The late novelist and screenwriter Shi Tiesheng almost missed the chance to realize his wish of donating his liver when he died in December in Beijing because of kidney failure. In the last minutes of his life, he was transferred with a life-support machine from Xuanwu Hospital to the General Hospital of Armed Police Forces while a group of Red Cross coordinators rushed to Beijing from Tianjin. Xuanwu was not qualified for organ collection
"The whole process could have gone unperturbed and smoother if a donation procedure supported by a good donation system was ready," said Feng Aiguo, an experienced coordinator from the Red Cross in Tianjin, who took part in Shi's memorial party in Beijing in January.
A critical link in the process is the coordinator, who speaks to a potential donor's relatives, often after an accident. "It is extremely difficult," Feng said. "Their families are easily agitated when hearing 'organ donation', especially under the extreme emotion of the sudden loss of a beloved family member."

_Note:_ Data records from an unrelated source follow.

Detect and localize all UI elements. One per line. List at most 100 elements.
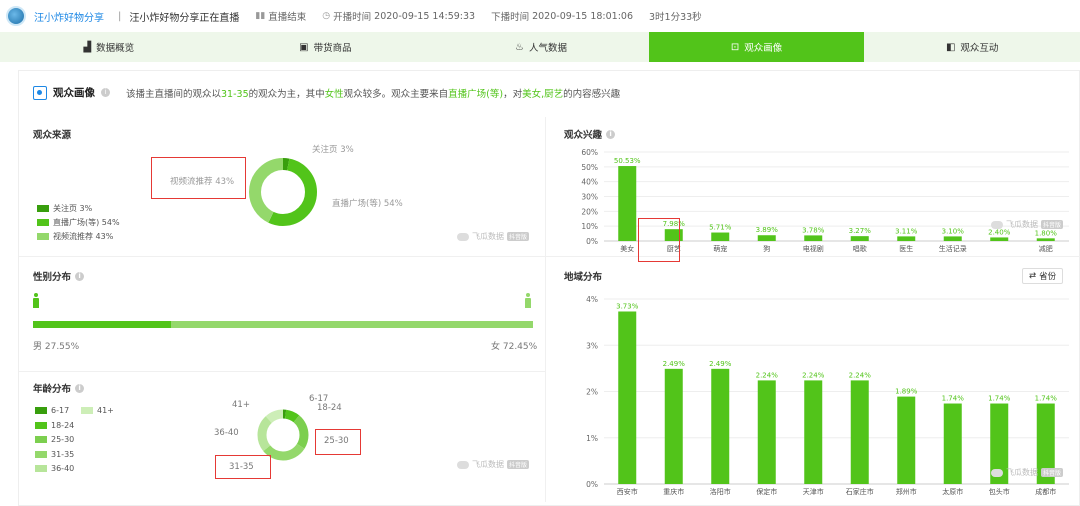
watermark-tag: 抖音版 bbox=[507, 232, 530, 241]
legend-swatch bbox=[35, 436, 47, 443]
bar-value-label: 2.49% bbox=[709, 360, 732, 368]
bar bbox=[804, 235, 823, 241]
summary-highlight: 美女,厨艺 bbox=[522, 88, 564, 100]
x-tick-label: 成都市 bbox=[1035, 487, 1056, 496]
watermark-text: 飞瓜数据 bbox=[1006, 468, 1038, 477]
x-tick-label: 减肥 bbox=[1039, 244, 1053, 253]
info-icon[interactable]: i bbox=[606, 129, 616, 139]
gender-ratio-bar bbox=[33, 321, 533, 328]
tab-data-overview[interactable]: ▟ 数据概览 bbox=[0, 32, 218, 62]
bar bbox=[943, 403, 962, 484]
end-time: 下播时间 2020-09-15 18:01:06 bbox=[491, 9, 633, 24]
legend-item[interactable]: 25-30 bbox=[35, 435, 74, 444]
x-tick-label: 天津市 bbox=[803, 487, 824, 496]
legend-item[interactable]: 36-40 bbox=[35, 464, 74, 473]
summary-text: 该播主直播间的观众以 bbox=[126, 88, 222, 100]
bar bbox=[897, 236, 916, 241]
legend-swatch bbox=[37, 205, 49, 212]
y-tick-label: 20% bbox=[581, 207, 598, 216]
tab-audience-interaction[interactable]: ◧ 观众互动 bbox=[864, 32, 1080, 62]
panel-title: 观众画像 bbox=[53, 87, 95, 99]
end-time-label: 下播时间 bbox=[491, 12, 530, 23]
tab-bar: ▟ 数据概览 ▣ 带货商品 ♨ 人气数据 ⊡ 观众画像 ◧ 观众互动 bbox=[0, 32, 1080, 62]
interest-title-text: 观众兴趣 bbox=[564, 130, 603, 141]
watermark-logo-icon bbox=[457, 460, 469, 469]
info-icon[interactable]: i bbox=[101, 88, 110, 97]
tab-audience-portrait[interactable]: ⊡ 观众画像 bbox=[648, 32, 865, 62]
x-tick-label: 医生 bbox=[899, 244, 913, 253]
legend-swatch bbox=[35, 465, 47, 472]
bar-value-label: 2.24% bbox=[849, 371, 872, 379]
age-label-41-plus: 41+ bbox=[232, 400, 250, 410]
live-title: 汪小炸好物分享正在直播 bbox=[129, 12, 240, 24]
watermark-text: 飞瓜数据 bbox=[472, 232, 504, 241]
start-time-label: 开播时间 bbox=[333, 12, 372, 23]
region-section-title: 地域分布 bbox=[564, 269, 602, 283]
x-tick-label: 狗 bbox=[763, 244, 770, 253]
y-tick-label: 1% bbox=[586, 434, 598, 443]
legend-text: 36-40 bbox=[51, 464, 75, 473]
streamer-avatar[interactable] bbox=[6, 6, 26, 26]
swap-icon: ⇄ bbox=[1029, 271, 1037, 281]
legend-item[interactable]: 关注页 3% bbox=[37, 203, 92, 214]
watermark-logo-icon bbox=[457, 232, 469, 241]
summary-text: ，对 bbox=[503, 88, 523, 100]
legend-text: 18-24 bbox=[51, 421, 75, 430]
bar-value-label: 3.11% bbox=[895, 227, 918, 235]
summary-text: 的观众为主，其中 bbox=[248, 88, 325, 100]
female-icon bbox=[525, 293, 531, 308]
legend-item[interactable]: 直播广场(等) 54% bbox=[37, 217, 120, 228]
bar bbox=[850, 380, 869, 484]
legend-swatch bbox=[35, 451, 47, 458]
column-divider bbox=[545, 117, 546, 502]
bar-value-label: 2.24% bbox=[802, 371, 825, 379]
x-tick-label: 唱歌 bbox=[853, 244, 867, 253]
male-ratio-fill bbox=[33, 321, 171, 328]
watermark-text: 飞瓜数据 bbox=[472, 460, 504, 469]
y-tick-label: 60% bbox=[581, 148, 598, 157]
x-tick-label: 包头市 bbox=[989, 487, 1010, 496]
clock-icon: ◷ bbox=[322, 11, 331, 21]
watermark-tag: 抖音版 bbox=[507, 460, 530, 469]
streamer-name-link[interactable]: 汪小炸好物分享 bbox=[34, 9, 104, 24]
info-icon[interactable]: i bbox=[75, 383, 85, 393]
legend-item[interactable]: 18-24 bbox=[35, 421, 74, 430]
bar bbox=[897, 396, 916, 484]
bar bbox=[1036, 238, 1055, 241]
legend-item[interactable]: 视频流推荐 43% bbox=[37, 231, 113, 242]
legend-text: 关注页 3% bbox=[53, 204, 93, 213]
female-pct-label: 女 72.45% bbox=[491, 342, 538, 352]
info-icon[interactable]: i bbox=[75, 271, 85, 281]
source-donut bbox=[249, 158, 317, 226]
y-tick-label: 50% bbox=[581, 163, 598, 172]
live-duration: 3时1分33秒 bbox=[649, 12, 702, 23]
legend-text: 25-30 bbox=[51, 435, 75, 444]
legend-item[interactable]: 41+ bbox=[81, 406, 114, 415]
x-tick-label: 重庆市 bbox=[663, 487, 684, 496]
legend-swatch bbox=[81, 407, 93, 414]
watermark: 飞瓜数据 抖音版 bbox=[991, 467, 1064, 478]
province-toggle-button[interactable]: ⇄ 省份 bbox=[1022, 268, 1064, 284]
start-time-value: 2020-09-15 14:59:33 bbox=[374, 10, 476, 22]
tab-products[interactable]: ▣ 带货商品 bbox=[218, 32, 434, 62]
legend-item[interactable]: 31-35 bbox=[35, 450, 74, 459]
x-tick-label: 萌宠 bbox=[713, 244, 727, 253]
y-tick-label: 4% bbox=[586, 295, 598, 304]
highlight-box bbox=[638, 218, 680, 262]
y-tick-label: 40% bbox=[581, 178, 598, 187]
age-donut-slices bbox=[257, 409, 309, 461]
province-toggle-label: 省份 bbox=[1039, 272, 1057, 282]
bar bbox=[757, 380, 776, 484]
legend-swatch bbox=[35, 422, 47, 429]
source-label-square: 直播广场(等) 54% bbox=[332, 199, 403, 209]
interaction-icon: ◧ bbox=[945, 41, 956, 53]
age-label-36-40: 36-40 bbox=[214, 428, 239, 438]
tab-label: 人气数据 bbox=[528, 43, 567, 54]
legend-swatch bbox=[35, 407, 47, 414]
bar bbox=[757, 235, 776, 241]
age-section-title: 年龄分布 i bbox=[33, 381, 85, 395]
legend-item[interactable]: 6-17 bbox=[35, 406, 69, 415]
flame-icon: ♨ bbox=[514, 41, 524, 53]
tab-popularity[interactable]: ♨ 人气数据 bbox=[433, 32, 649, 62]
bar bbox=[990, 237, 1009, 241]
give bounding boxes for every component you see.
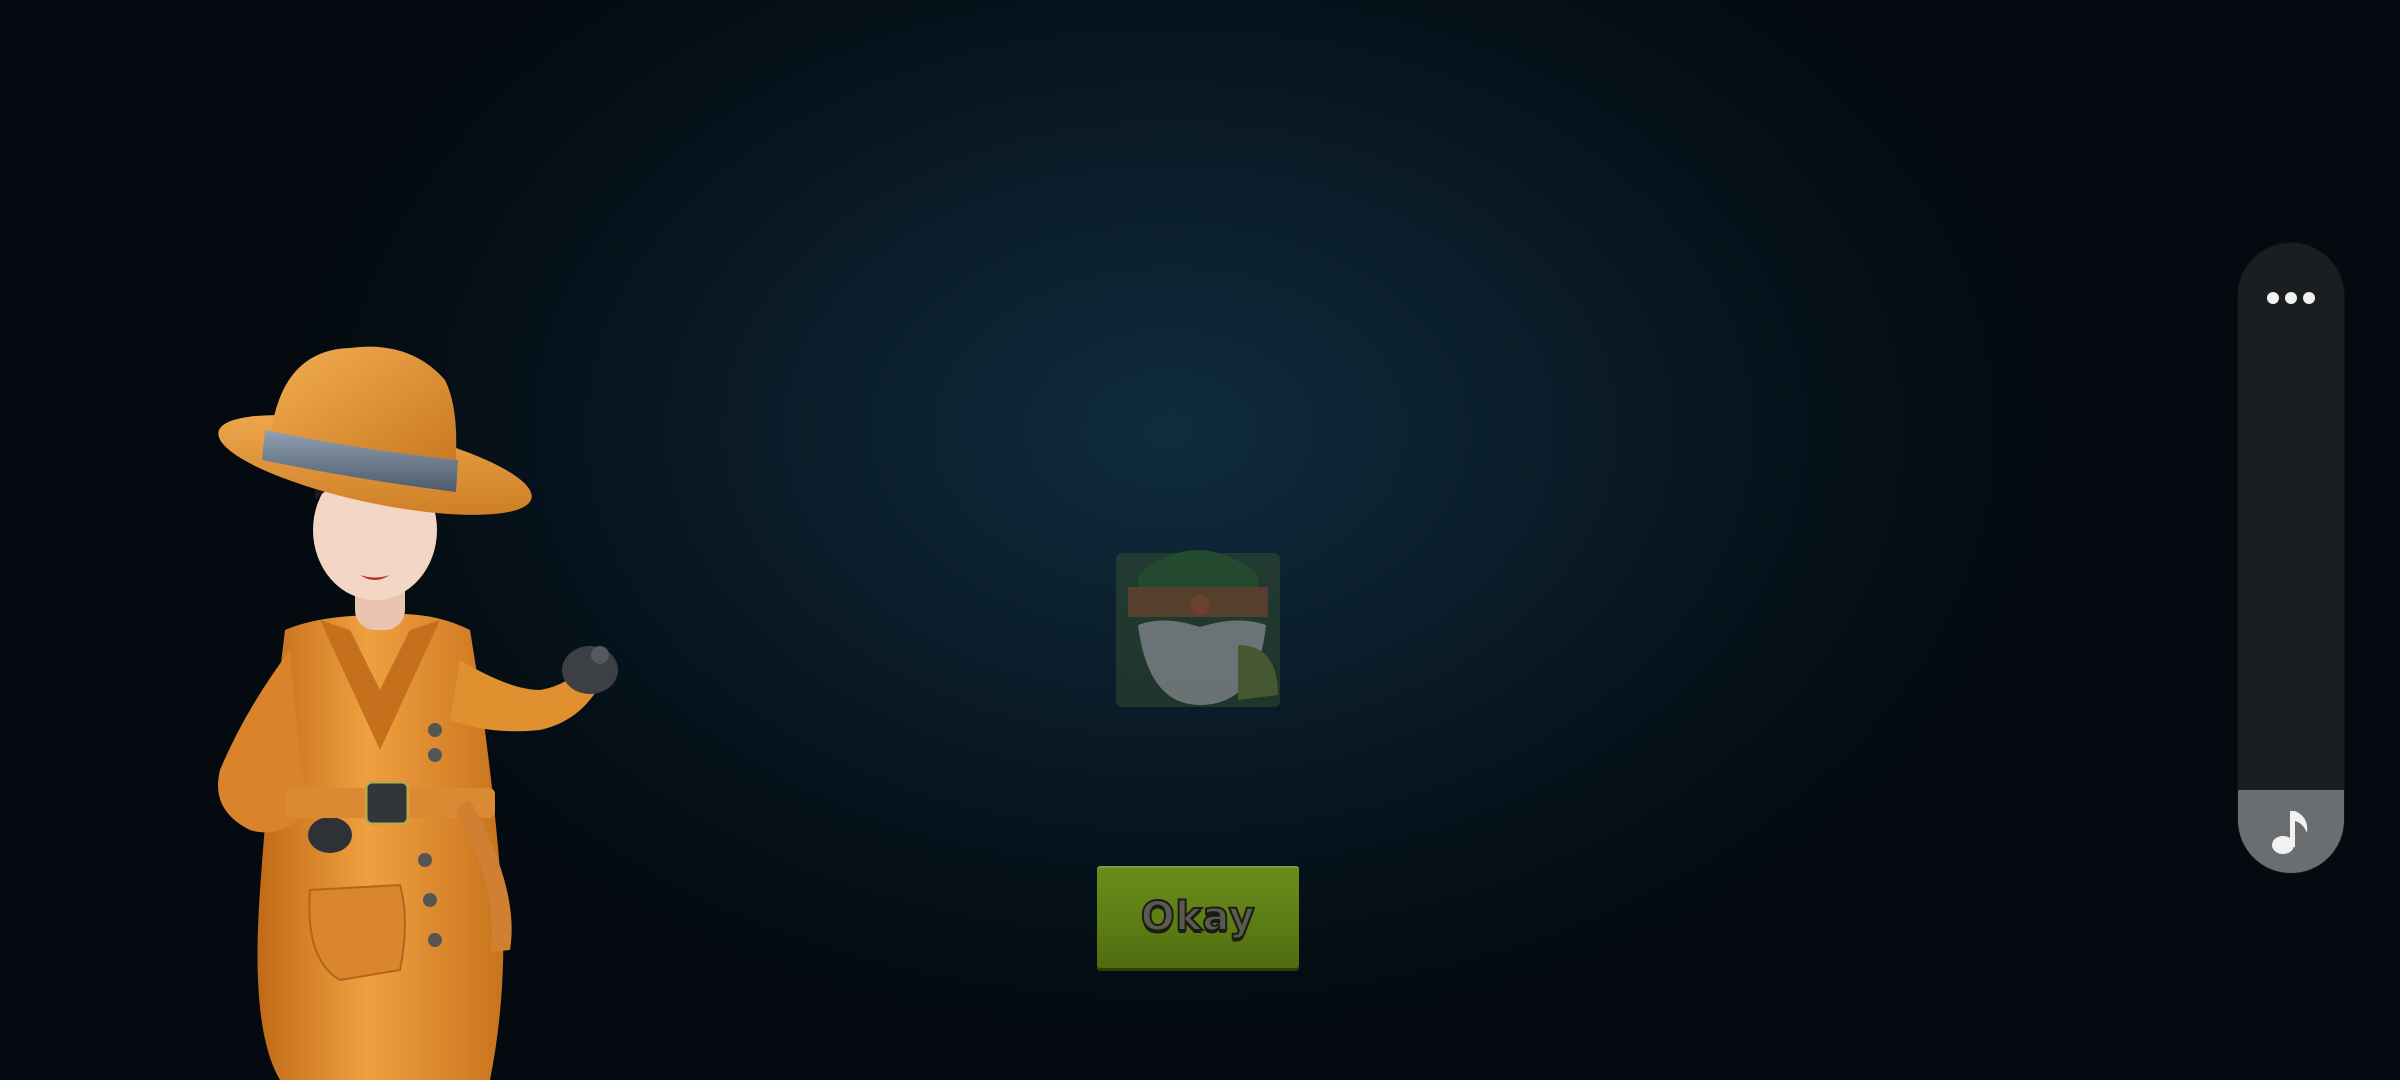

After months of practice, Feng and his colleagues summarized the most helpful expression. "What we said the most is that by organ donation, not only does he or she save other people's lives but it also is a way of extending that person's life in another person's body."
Lack of support from direct, close relatives, called lineal relatives, usually bogs things down because their unified consent is required, even if the donor had earlier given signed consent to organ donation.
"I'm worried if I can fulfill my wish of organ donation or not," said Jin Weihua, 65, a retired construction manager from Hebei province.
Jin has decided to donate his organs for patients in need. Everyone supports Jin's decision except his son. "I want to be able to make my own decisions about my body," Jin said.
Deng, the medical association's legal expert, pointed out that the fundamental obstacle comes from the tradition of intact remains.
"Most Chinese believe that his or her body is an inheritance from parents, which they are not allowed to break apart. Scientific education is needed to help them abandon those outdated thoughts."
So far, the voluntary donation trial has generated more than 30 donors and more than 80 successful donations. Representatives from Red Cross, public health and hospitals from all 11 trial regions will participate in a summary meeting March 9-11 to share their experiences.